1964: first year UBC nursing students - Jean, myself and Alice



(L) Kit Taylor, Jean, Kit's mother and Anon in background (Steve Taylor?) probably at the Taylor's cabin, Redroofs (north of Seschelt) where we spent the occasional weekend. 

* * * * * * * * * * *
To finish the triangle....  Graduation photos 1967


Alice


Barb (me)


 

Sunday 18 August 2024

RYAN CORBETT - AWARDS, REWARDS AND ONWARDS

Ryan has now graduated from The Conservatoire, Glasgow having completed his Masters.  He also received the Principal's Prize for 'outstanding contribution'.


Ryan's mum and dad and I attended the concert in Paisley Abbey where Ryan was the solo artist in the evening concert with the Edinburgh Youth Orchestra.  He is due to play with them on 2 occasions at the Edinburgh Festival so this was a 'test run'.... so much better than Edinburgh which is always hellishly crowded and held in inferior halls.

It was a lovely warm summer evening (goodness... we have not had many of those)!  Also I had wonderful memories of being in Paisely, the Town Hall and the Abbey when Iain was in the Civil Engineering Department in the late 1970s.  
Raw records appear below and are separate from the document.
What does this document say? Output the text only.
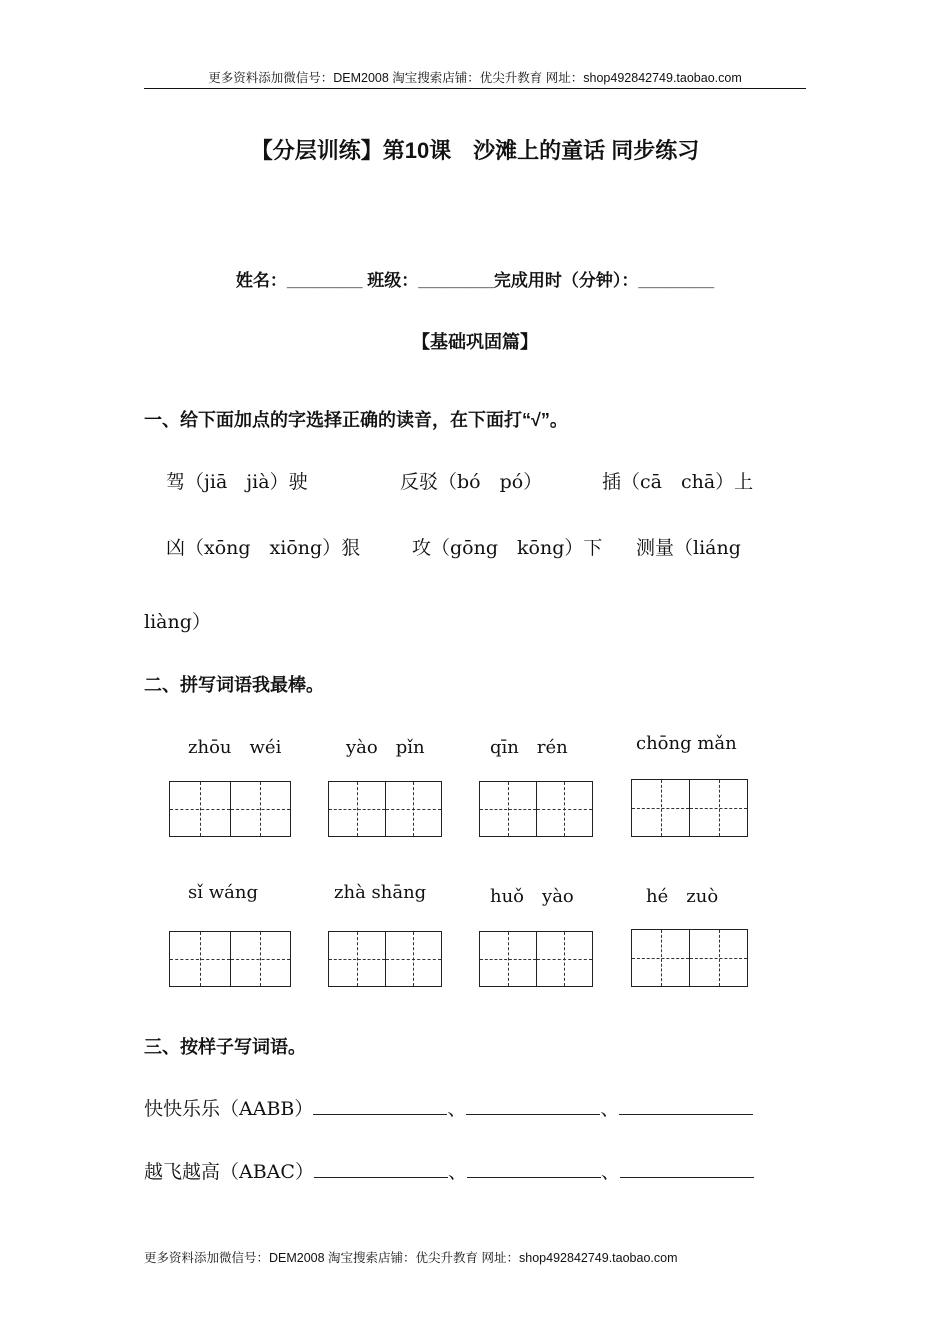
更多资料添加微信号：DEM2008 淘宝搜索店铺：优尖升教育 网址：shop492842749.taobao.com
【分层训练】第10课　沙滩上的童话 同步练习
姓名：________ 班级：________完成用时（分钟）：________
【基础巩固篇】
一、给下面加点的字选择正确的读音，在下面打“√”。
驾（jiā　jià）驶	反驳（bó　pó）	插（cā　chā）上
凶（xōng　xiōng）狠	攻（gōng　kōng）下 测量（liáng
liàng）
二、拼写词语我最棒。
zhōu　wéi	yào　pǐn	qīn　rén	chōng mǎn
sǐ wáng	zhà shāng	huǒ　yào	hé　zuò
三、按样子写词语。
快快乐乐（AABB）	、	、
越飞越高（ABAC）	、	、
更多资料添加微信号：DEM2008 淘宝搜索店铺：优尖升教育 网址：shop492842749.taobao.com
Paisley Abbey filling up before the concert.

One lasting memory I have is attending the Christmas dinner dance of the students (forget which year).  I was in the foyer planning to head into the big hall where the students were gathered for the dance.  I had been chatting to Reverend Morrison of the Abbey.  He and I approached the entrance to the hall together. As we stepped into the hall we were assaulted with the most horrendous wall of sound coming from speakers the size of doors on the stage at the other end of the hall.  We grabbed on to each other and simply retreated into the foyer... where we spent the rest of the evening discussing the Reformation (which I was studying for an Open University course at that time).


Sunday 14 July 2024

CLERK-MAXWELL IS WEARING WELL

Just passing through.... to say James Clerk-Maxwell is still sitting at the east end of George Street in Edinburgh. Whenever travelling through from Glasgow by bus I am in the habit of passing him sitting there on the other side of the bus station across St Andrews Square.  I was spending the day in the Royal Botanic Garden of Edinburgh (RBGE). I did my 'tour guide' bit telling my friends how he came to be there and why he is in the seated position.
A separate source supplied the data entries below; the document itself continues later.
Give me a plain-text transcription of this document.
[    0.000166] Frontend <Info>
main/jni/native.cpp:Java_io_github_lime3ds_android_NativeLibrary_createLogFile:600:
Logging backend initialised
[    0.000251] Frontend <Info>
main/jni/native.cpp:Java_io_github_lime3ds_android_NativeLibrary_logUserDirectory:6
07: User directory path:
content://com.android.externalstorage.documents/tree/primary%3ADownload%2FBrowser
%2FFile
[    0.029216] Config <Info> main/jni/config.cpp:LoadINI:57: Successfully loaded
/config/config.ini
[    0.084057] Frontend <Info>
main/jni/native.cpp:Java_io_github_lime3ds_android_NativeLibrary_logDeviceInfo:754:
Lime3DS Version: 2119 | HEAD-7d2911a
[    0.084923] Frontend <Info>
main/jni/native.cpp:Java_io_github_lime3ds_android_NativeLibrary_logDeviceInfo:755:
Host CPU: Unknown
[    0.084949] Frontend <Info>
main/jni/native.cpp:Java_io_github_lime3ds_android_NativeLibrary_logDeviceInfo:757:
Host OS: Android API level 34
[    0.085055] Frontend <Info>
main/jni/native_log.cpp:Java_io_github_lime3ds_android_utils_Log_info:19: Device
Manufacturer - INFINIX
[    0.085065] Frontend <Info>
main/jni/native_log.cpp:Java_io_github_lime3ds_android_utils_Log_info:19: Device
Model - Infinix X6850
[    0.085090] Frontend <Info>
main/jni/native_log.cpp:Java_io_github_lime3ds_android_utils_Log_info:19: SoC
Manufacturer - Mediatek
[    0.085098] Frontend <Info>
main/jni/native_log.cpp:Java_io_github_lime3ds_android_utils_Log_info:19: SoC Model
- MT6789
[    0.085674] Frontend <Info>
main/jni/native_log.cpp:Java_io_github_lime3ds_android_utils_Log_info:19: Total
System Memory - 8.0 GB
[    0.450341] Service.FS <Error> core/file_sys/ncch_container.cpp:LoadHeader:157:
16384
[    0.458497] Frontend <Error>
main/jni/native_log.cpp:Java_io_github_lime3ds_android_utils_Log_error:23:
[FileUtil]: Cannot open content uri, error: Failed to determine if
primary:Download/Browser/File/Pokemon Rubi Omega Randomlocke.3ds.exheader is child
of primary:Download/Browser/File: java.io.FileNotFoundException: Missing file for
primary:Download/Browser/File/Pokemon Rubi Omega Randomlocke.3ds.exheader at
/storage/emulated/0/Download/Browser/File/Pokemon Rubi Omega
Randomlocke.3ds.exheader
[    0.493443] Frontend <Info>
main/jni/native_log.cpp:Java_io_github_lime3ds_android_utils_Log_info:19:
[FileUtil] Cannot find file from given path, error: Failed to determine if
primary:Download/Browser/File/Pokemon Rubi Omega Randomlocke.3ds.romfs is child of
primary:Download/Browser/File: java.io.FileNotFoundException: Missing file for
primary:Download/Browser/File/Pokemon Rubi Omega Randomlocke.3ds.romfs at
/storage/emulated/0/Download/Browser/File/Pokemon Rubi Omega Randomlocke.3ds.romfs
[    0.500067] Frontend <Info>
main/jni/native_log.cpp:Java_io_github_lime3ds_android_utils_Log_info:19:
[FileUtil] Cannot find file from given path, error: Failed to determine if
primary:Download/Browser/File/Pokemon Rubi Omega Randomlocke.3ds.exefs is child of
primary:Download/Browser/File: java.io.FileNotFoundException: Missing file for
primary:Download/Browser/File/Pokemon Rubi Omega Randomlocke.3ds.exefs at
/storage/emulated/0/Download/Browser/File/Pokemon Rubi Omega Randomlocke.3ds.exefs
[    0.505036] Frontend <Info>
Why must I give a nod to this most famous of Scotland's 'thinkers'?  Back in the day, he was little known in Scotland so Iain and some others, including Prof Leslie Barr, mounted a campaign to have a statue made to recognise his contribution to science.  Alexander Stoddart was commissioned to do the job and it was unveiled in 2008.  We travelled through from Glasgow to attend the ceremony and afterwards the reception at the Royal Society across the road.

I am glad to see he is wearing well. I notice that there is a plague now placed in the setts at the foot showing Maxwell's Equation (for electro-magnetism). This mathematical contribution proved to be hugely important, and a turning point in scientific thinking.  (Einstein said he stood on the shoulders of Clerk-Maxwell... who, it could be said, stood on the shoulders of Isaac Newton.)


And later in the month, Harriet, 11 years and Alastair 16 years in Edinburgh with Ellie and and Mairi to celebrate Alastair doing so well in his University Clinical Aptitude Test (test for secondary school students who are thinking of applying to study medicine somewhere in the UK). [They look at verbal reasoning, decision making, quantitive reasoning, abstract reasoning.)